İsrail tarafından gasp edilen toprakları hala işgal altında…
Arap Baharı bahanesiyle İslam ülkeleri birbirine düşürüldü. İsyanlar çıkarıldı. Gençleri cephelere ayrıldı; ceremesini biz çekiyoruz…
Güney komşumuz Suriye’de yaşanan facia 10 yıldır devam ediyor…
Diktatör Esat’tan kaçan Suriyeliler ülkemizde… Hem de öyle az değil; 5-6 milyonu çoktan geçtiği söyleniyor.

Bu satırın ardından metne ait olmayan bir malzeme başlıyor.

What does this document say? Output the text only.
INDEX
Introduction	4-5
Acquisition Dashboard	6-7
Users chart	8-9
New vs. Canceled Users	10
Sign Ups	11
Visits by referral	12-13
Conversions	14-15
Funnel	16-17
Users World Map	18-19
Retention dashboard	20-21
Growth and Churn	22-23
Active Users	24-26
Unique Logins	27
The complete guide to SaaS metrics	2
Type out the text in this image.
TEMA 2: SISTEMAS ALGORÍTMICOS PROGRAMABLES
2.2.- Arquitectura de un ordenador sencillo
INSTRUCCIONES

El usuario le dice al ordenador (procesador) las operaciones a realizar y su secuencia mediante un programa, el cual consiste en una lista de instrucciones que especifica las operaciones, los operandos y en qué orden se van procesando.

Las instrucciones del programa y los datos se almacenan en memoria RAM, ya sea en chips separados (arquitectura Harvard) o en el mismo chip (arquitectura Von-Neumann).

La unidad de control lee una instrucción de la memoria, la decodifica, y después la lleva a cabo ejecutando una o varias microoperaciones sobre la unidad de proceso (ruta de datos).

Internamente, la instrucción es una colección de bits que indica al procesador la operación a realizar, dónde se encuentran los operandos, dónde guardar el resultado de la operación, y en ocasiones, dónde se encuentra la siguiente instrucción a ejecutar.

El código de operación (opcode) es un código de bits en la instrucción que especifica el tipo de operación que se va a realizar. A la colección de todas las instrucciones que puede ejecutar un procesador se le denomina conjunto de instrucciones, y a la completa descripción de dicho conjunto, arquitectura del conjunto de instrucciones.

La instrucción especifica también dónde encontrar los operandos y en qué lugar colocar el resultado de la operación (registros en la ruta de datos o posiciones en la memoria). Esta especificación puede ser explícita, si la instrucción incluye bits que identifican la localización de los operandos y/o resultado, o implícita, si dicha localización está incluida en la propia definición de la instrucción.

Onlar artık Türkiyeli oldu… Ve dönmeyi hiç düşünmüyorlar… Burada çoğaldılar, burada iş sahibi oldular…
“Ne olursa yaparım abi!” diyerek Türk vatandaşlarının önüne kestiler, ekmeğini çalmaya başladılar!
Sonra Afganlar… Taliban’dan kaçan soluğu sınırımızda alıyor!
Sonra rejimle sıkıntı yaşayan doğu komşumuz İran’dan ülkemize sığınanlar…
Sonra kuzey doğu komşumuz Ermenistan’dan ülkemizde ekmek parası çıkarmaya çalışan Ermeniler…
Artık ülkemiz, tam anlamıyla bir “Yabancılar Cennetİ” oldu…
Bir çoğunun ülkesinde savaş var. Onlar bağımsızlık savaşı vermek yerine burada fink atıyor…
***
Ülkemizde milyonlarca üniversite mezunu işsiz… Yine milyonlarca insanımız, yıllardır karınlarını doyuracak bir iş bulmanın peşinde.
Enflasyon, gerçek hayatta % 50’lerin bile üzerinde seyrederken, TUİK her zaman düşük gösteriyor!
Ceza evleri dolup taşıyor!
Hukuk ve adalet ağlıyor!
Eğitim can çekişiyor!
Sağlık sistemi daha da hasta ediyor!
Gençler, okumanın, tahsil etmenin anlamsız olduğuna inanmaya başladı;
eğitimini tamamlayanlar yurt dışına çıkmanın yollarını arıyor.
Cennet ülkemiz, an be an yabancıların istilasına uğrarken, bu ülkenin öz çocukları beyin göç üne hazırlanıyor!
Enflasyona çare bulunamıyor… İşsizlik bir kartopu misali katlanarak artıyor…
Çarşı-Pazar el yakıyor. İnsanlar, tencere kaynatmak için en ucuz yiyeceklere yöneliyor…
Seçimlerde vaat edilen sözler tutulamıyor…
Güzel ülkemizi ümitsizlik içten içe kemiriyor…
Ve yetmemiş gibi şimdi de seçim ekonomisi…
Bu problemler yumağını kim ve nasıl çözecek?
Ülkeyi yönetenler ve yönetime talip olanlar şiddet diline sarılıyor!
Vatandaşın halini düşünen yok…
Hani faizler inecek, işsizlik bitecek, enflasyon dizginlenecekti?
Pırıl pırıl genç vatandaşlarımız aylarca, yıllarca iş ararken, “Ne olursa yaparım abi” diyen istilacı yabancılar her alanda kendilerine iş buluyor…
Artık inşaatçı onlar… Müteahhit onlar…
Bakkal ve market işleten onlar…
Bu ülkenin öz be öz çocukları ise çaresiz, sahipsiz ve ümitsiz…
Kaldık mı kendi ülkemizde çaresiz…
Şairin dediği gibi;
“Ne büyük imtihandır, başındaki Sakarya!
Öz yurdunda garipsin, öz vatanında parya!”
Karamsar olmak istemiyorum… Lakin manzara maalesef böyle!
Şimdi sihirli lambadan bir cin çıksa ve bizi gençliğimize, çok eski yıllara götürse… Fakirdik… Eğitimsizdik… Teknoloji özürlüsüydük… Siyah-beyaz televizyonumuz vardı… Lakin mutluyduk, huzurluyduk, gelecekten ümitliydik…
Var mı bir babayiğit bizi öz yurdumuzda bu kâbustan kurtaracak?